Il cosiddetto decreto Ronchi (135/2009) che disciplina la gestione dei servizi pubblici locali ha aperto il dibattito riguardo alla gestione dell’acqua. Il ministro delle politiche europee, in sostanza riprende l’art. 23 della legge n. 133/2008, che nel disciplinare i servizi pubblici locali di rilevanza economica dava priorità alla gara d’appalto per l’affidamento della gestione. In questo modo, il ministro ripete la cantilena che è necessario adeguarsi alle leggi e ai trattati europei nel campo dei servizi pubblici, nascondendo la fede nel pensiero economico neoliberista nonché gli interessi economici nei processi di privatizzazione sotto la bandiera europea.

Si tratta di un atto impolitico perché non argomentato da una visione convinta e convincente sulla necessità di privatizzare la gestione dell’acqua o rendere competitiva l’aggiudicazione di una gestione di tale monopolio naturale. Tutta la colpa, infatti, viene scaricata sulla volontà europea sancita nei trattati, tanto che il ministro Tremonti accusa di falso ideologico i referendum presentati dal Forum Italiano dei Movimenti per l’Acqua e da altre centinaia di associazioni culturali, religiose e sociali che si sono fatte promotrici dei tre quesiti che provano a far riemergere la possibilità che a gestire il ciclo integrato sia un ente pubblico.

Il comitato promotore ha raggiunto la cifra record di un milione e quattrocentomila firme, accogliendo un generale consenso che supera di gran lunga il numero dei firmatari. Un consenso che rischia di convincere anche molti elettori degli schieramenti neoliberali di destra e di sinistra. Meglio, quindi, rendere impolitica la discussione, dare la colpa all’Europa e affrettarsi con i regolamenti attuativi della legge approvati nella seconda metà di luglio.

Ma si tratta di una colpa che, per questa volta, la burocrazia europea proprio non ha. Non perché l’economia neoliberale non sia l’unico vessillo anche nel parlamento e nelle commissioni europee ma semplicemente perché una posizione definitiva l’Europa non l’ha mai espressa. La direttiva delle acque (2000/60 CE), per esempio, definisce la fornitura dei servizi idrici come “servizio d’interesse generale”. La commissione, dal suo canto, nella comunicazione sui servizi d’interesse generale, lascia alle autorità locali di definire le modalità del loro adempimento, e agli stati la libertà di definire cosa considerino servizio d’interesse generale.
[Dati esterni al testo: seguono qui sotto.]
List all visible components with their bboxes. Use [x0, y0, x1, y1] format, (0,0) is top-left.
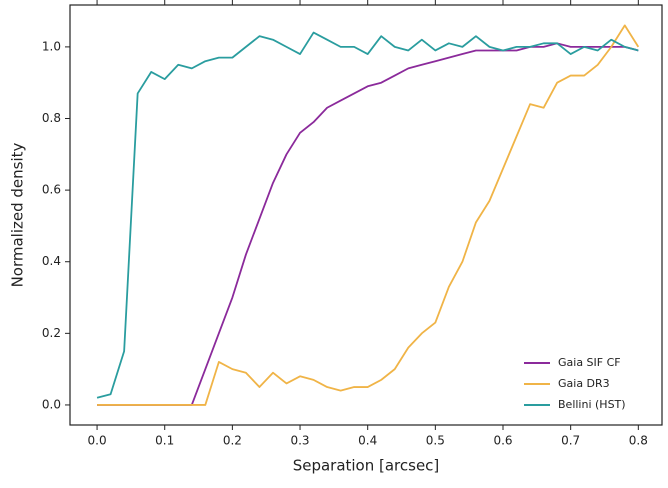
x-tick-label: 0.7: [561, 434, 580, 448]
legend-label: Gaia SIF CF: [558, 356, 621, 369]
y-tick-label: 1.0: [42, 39, 61, 53]
y-tick-label: 0.2: [42, 326, 61, 340]
x-tick-label: 0.6: [493, 434, 512, 448]
plot-frame: [69, 4, 663, 426]
x-tick-label: 0.8: [629, 434, 648, 448]
x-tick-label: 0.0: [88, 434, 107, 448]
legend-label: Gaia DR3: [558, 377, 610, 390]
series-line: [97, 24, 640, 406]
series-line: [97, 42, 639, 406]
y-tick-label: 0.6: [42, 183, 61, 197]
x-tick-label: 0.3: [290, 434, 309, 448]
y-tick-label: 0.0: [42, 397, 61, 411]
y-tick-label: 0.8: [42, 111, 61, 125]
series-line: [96, 31, 639, 399]
x-axis-label: Separation [arcsec]: [293, 457, 440, 475]
x-tick-label: 0.5: [426, 434, 445, 448]
y-tick-label: 0.4: [42, 254, 61, 268]
x-tick-label: 0.1: [155, 434, 174, 448]
x-tick-label: 0.2: [223, 434, 242, 448]
x-tick-label: 0.4: [358, 434, 377, 448]
y-axis-label: Normalized density: [9, 142, 27, 287]
legend-label: Bellini (HST): [558, 398, 626, 411]
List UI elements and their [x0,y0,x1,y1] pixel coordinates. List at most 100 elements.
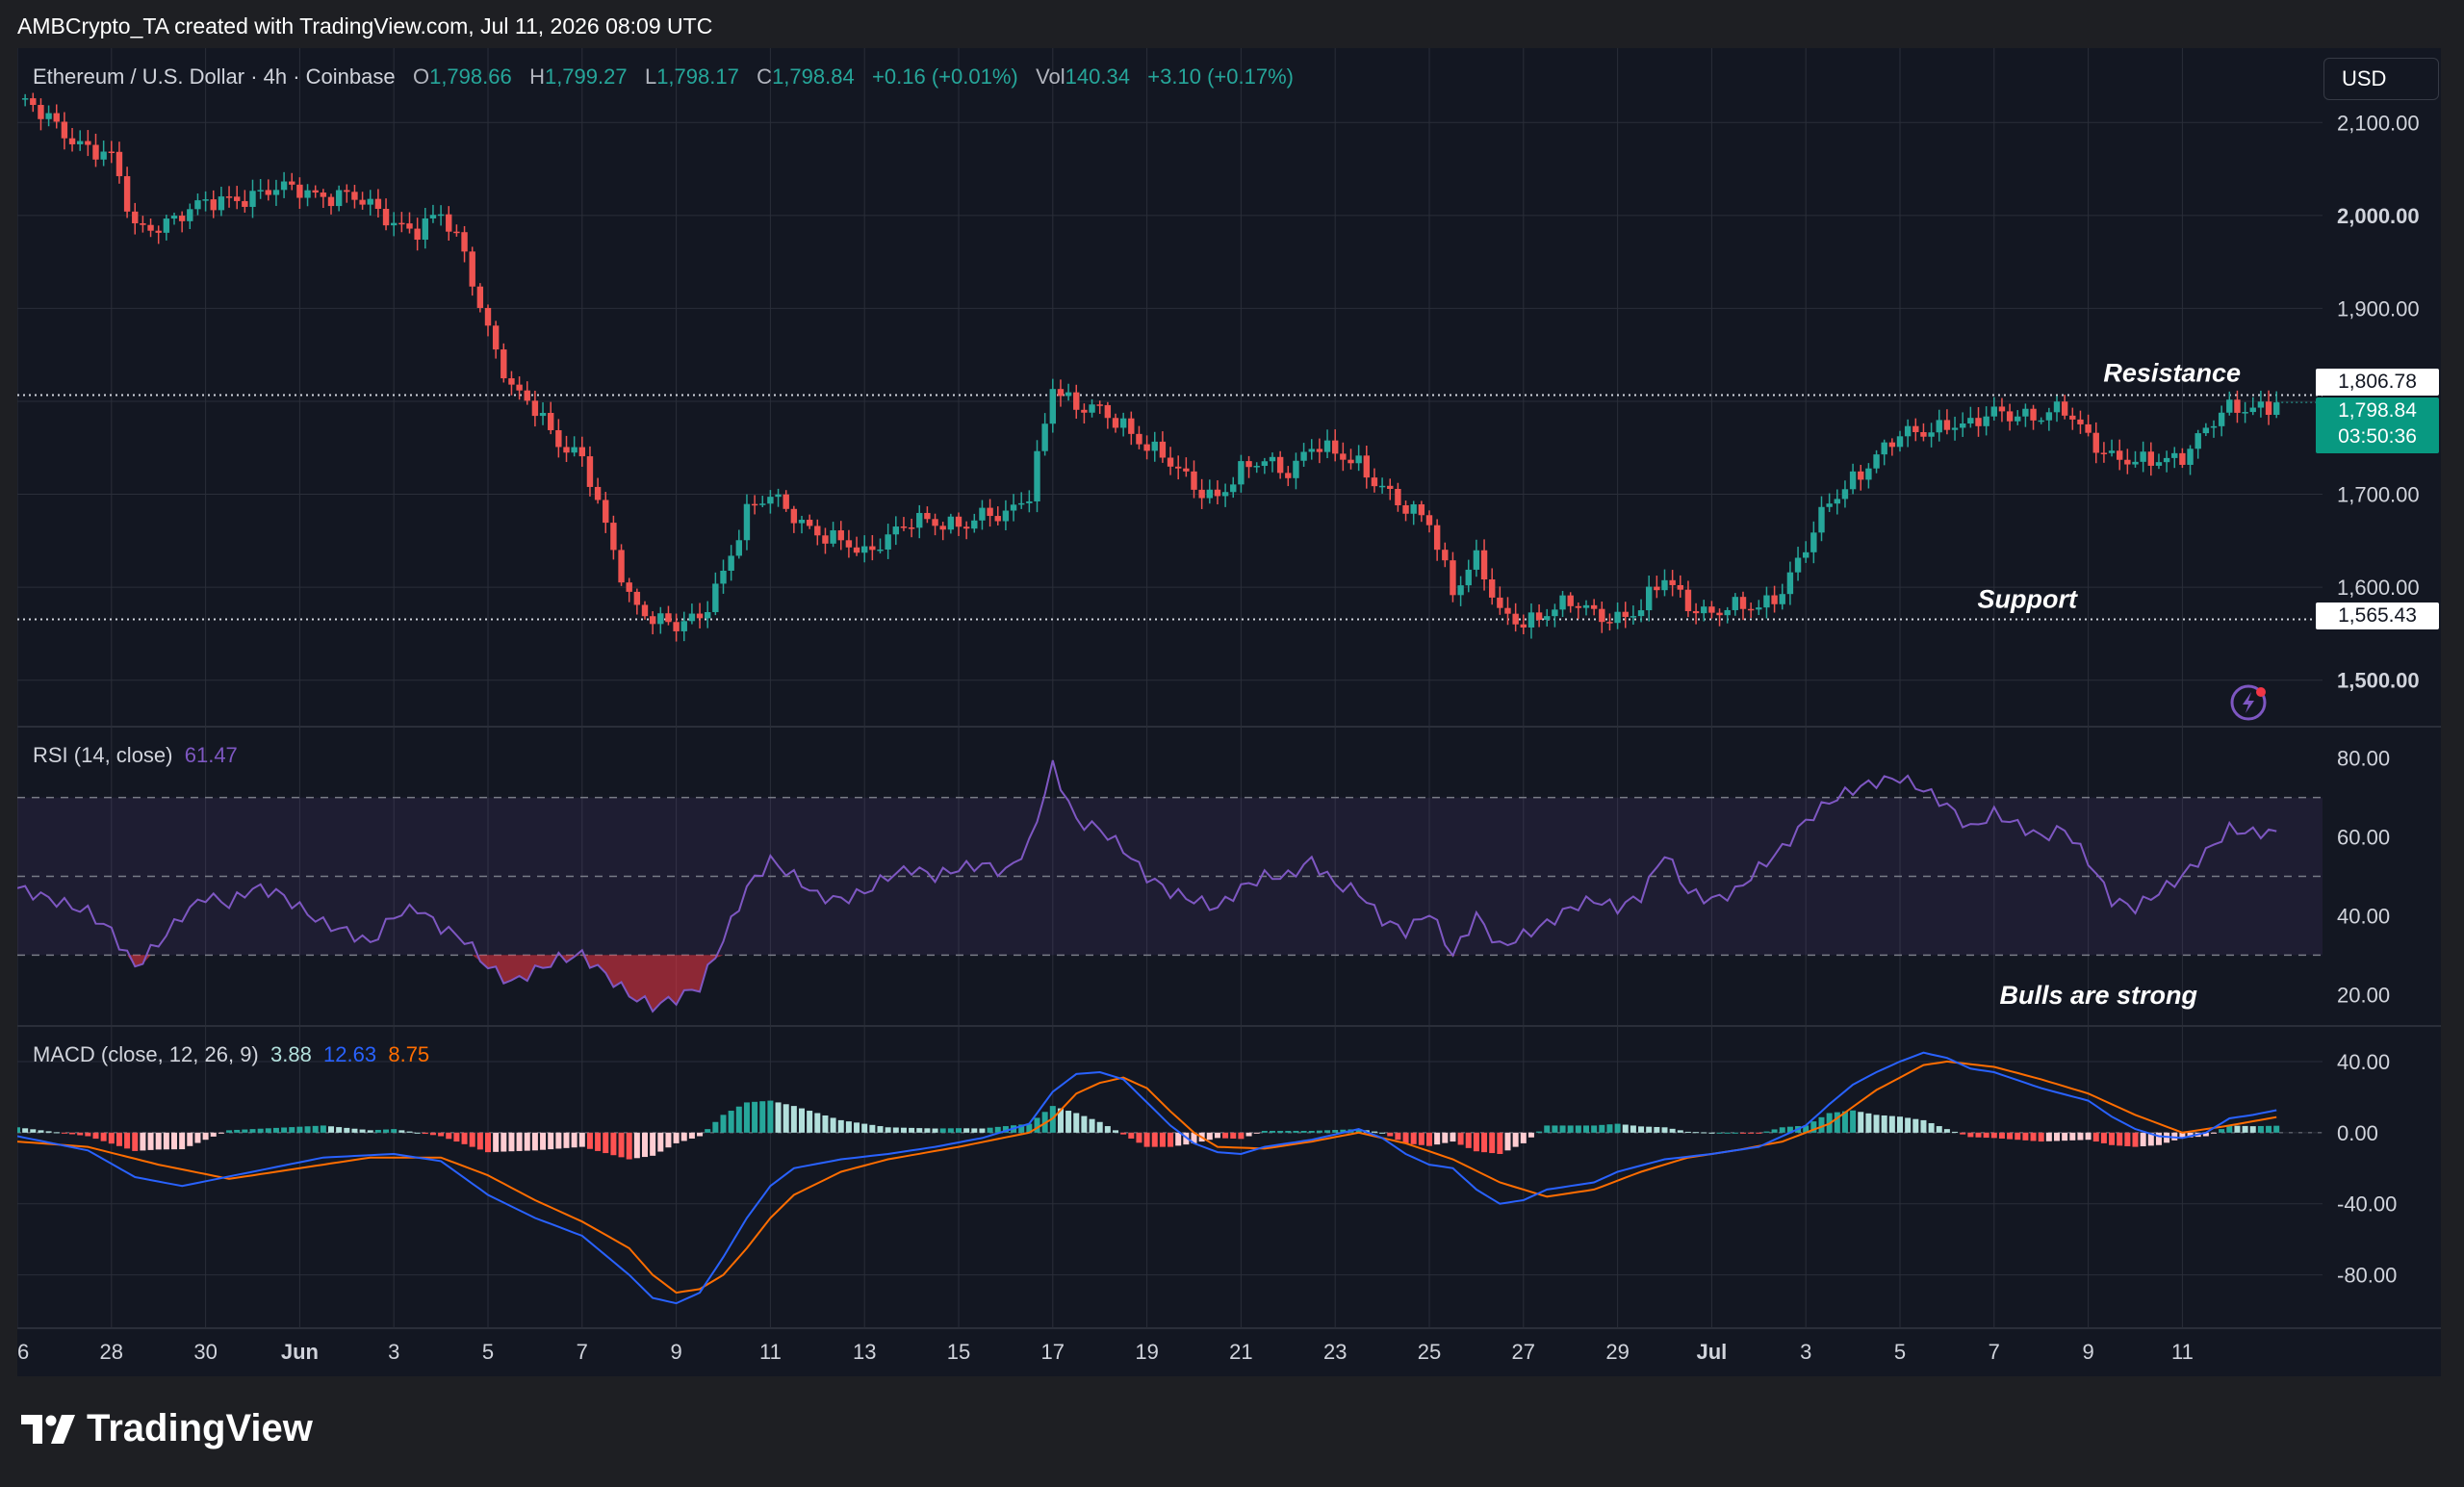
high-value: 1,799.27 [544,64,628,89]
macd-histogram-bar [775,1102,782,1133]
macd-line [17,1051,2277,1305]
currency-button[interactable]: USD [2323,58,2439,100]
candle [1951,427,1959,430]
macd-histogram-bar [1661,1127,1668,1133]
candle [673,622,680,631]
macd-histogram-bar [2092,1132,2099,1142]
candle [1410,504,1417,514]
macd-histogram-bar [398,1130,405,1133]
macd-histogram-bar [1371,1131,1377,1133]
x-tick-label: Jun [281,1340,319,1364]
candle [1818,506,1825,533]
macd-histogram-bar [939,1128,946,1133]
chart-canvas[interactable]: 26 28 30 Jun 3 5 7 9 11 13 15 17 19 21 23 25 27 29 Jul 3 5 7 9… [17,48,2441,1376]
x-tick-label: 17 [1041,1340,1065,1364]
macd-histogram-bar [752,1101,758,1133]
x-tick-label: 21 [1229,1340,1252,1364]
macd-histogram-bar [548,1132,554,1150]
candle [296,184,303,198]
candle [1206,489,1213,499]
macd-histogram-bar [924,1128,931,1133]
candle [1049,389,1056,424]
macd-histogram-bar [516,1132,523,1151]
macd-histogram-bar [194,1132,201,1143]
rsi-tick-label: 40.00 [2337,904,2390,928]
tradingview-icon [21,1414,75,1444]
x-tick-label: 27 [1512,1340,1535,1364]
candle [2249,407,2256,413]
macd-histogram-bar [1786,1126,1793,1133]
candle [1661,579,1668,591]
macd-histogram-bar [1779,1127,1785,1133]
candle [1167,457,1174,467]
macd-histogram-bar [947,1128,954,1133]
x-tick-label: 19 [1135,1340,1158,1364]
macd-histogram-bar [1858,1112,1864,1133]
candle [1771,595,1778,604]
macd-histogram-bar [540,1132,547,1150]
x-tick-label: 5 [1894,1340,1906,1364]
candle [2006,411,2014,422]
candle [1104,404,1112,419]
candle [939,526,946,530]
macd-histogram-bar [650,1132,656,1156]
candle [916,512,923,528]
candle [1355,455,1362,464]
macd-histogram-bar [1465,1132,1472,1148]
candle [1387,485,1394,489]
candle [571,447,578,453]
candle [1198,489,1205,499]
candle [461,232,468,252]
macd-histogram-bar [1245,1132,1252,1137]
macd-histogram-bar [909,1127,915,1133]
candle [1433,525,1441,551]
price-tick-label: 1,900.00 [2337,296,2420,320]
candle [1057,389,1065,397]
candle [1692,610,1700,614]
macd-histogram-bar [242,1129,248,1133]
chart-panel[interactable]: 26 28 30 Jun 3 5 7 9 11 13 15 17 19 21 23 25 27 29 Jul 3 5 7 9… [17,48,2441,1376]
macd-histogram-bar [900,1127,907,1133]
macd-histogram-bar [657,1132,664,1152]
macd-histogram-bar [971,1128,978,1133]
candle [1763,595,1770,608]
macd-histogram-bar [2234,1125,2241,1133]
candle [163,218,170,233]
macd-label[interactable]: MACD (close, 12, 26, 9) [33,1042,259,1066]
macd-histogram-bar [783,1104,789,1133]
candle [603,500,609,524]
macd-histogram-bar [336,1127,343,1133]
macd-histogram-bar [1151,1132,1158,1147]
macd-histogram-bar [1701,1132,1707,1134]
close-label: C [757,64,773,89]
candle [1465,569,1472,586]
macd-hist-value: 3.88 [270,1042,312,1066]
tradingview-logo[interactable]: TradingView [21,1407,313,1450]
macd-histogram-bar [1450,1132,1456,1142]
candle [320,192,327,197]
macd-histogram-bar [1159,1132,1166,1147]
candle [783,494,789,509]
rsi-label[interactable]: RSI (14, close) [33,743,173,767]
candle [2117,450,2123,460]
candle [775,494,782,498]
last-price-box: 1,798.84 03:50:36 [2316,397,2439,453]
candle [892,526,899,535]
volume-label: Vol [1036,64,1065,89]
candle [1010,504,1017,511]
x-tick-label: 11 [2171,1340,2194,1364]
macd-histogram-bar [453,1132,460,1142]
candle [1418,504,1425,516]
macd-histogram-bar [1606,1124,1613,1133]
symbol-label[interactable]: Ethereum / U.S. Dollar · 4h · Coinbase [33,64,396,89]
candle [2163,457,2170,463]
candle [1332,440,1339,454]
macd-histogram-bar [1873,1115,1880,1133]
alert-icon [2230,684,2267,721]
candle [1575,605,1582,608]
candle [1732,597,1739,610]
macd-histogram-bar [1277,1130,1284,1133]
candle [531,400,539,417]
macd-histogram-bar [2242,1125,2248,1133]
macd-histogram-bar [1018,1124,1025,1133]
Il paragrafo 22 concede allo stato, anche a quello italiano, di definire l’acqua un servizio di interesse generale e decidere il tipo di affidamento da adottare e il tipo di istituzione da sviluppare. L’atto impolitico di riferirsi all’unione europea per mandare avanti il processo di mercificazione dell’acqua rileva che il vero colpevole di falso ideologico è Tremonti e non il movimento per l’acqua pubblica.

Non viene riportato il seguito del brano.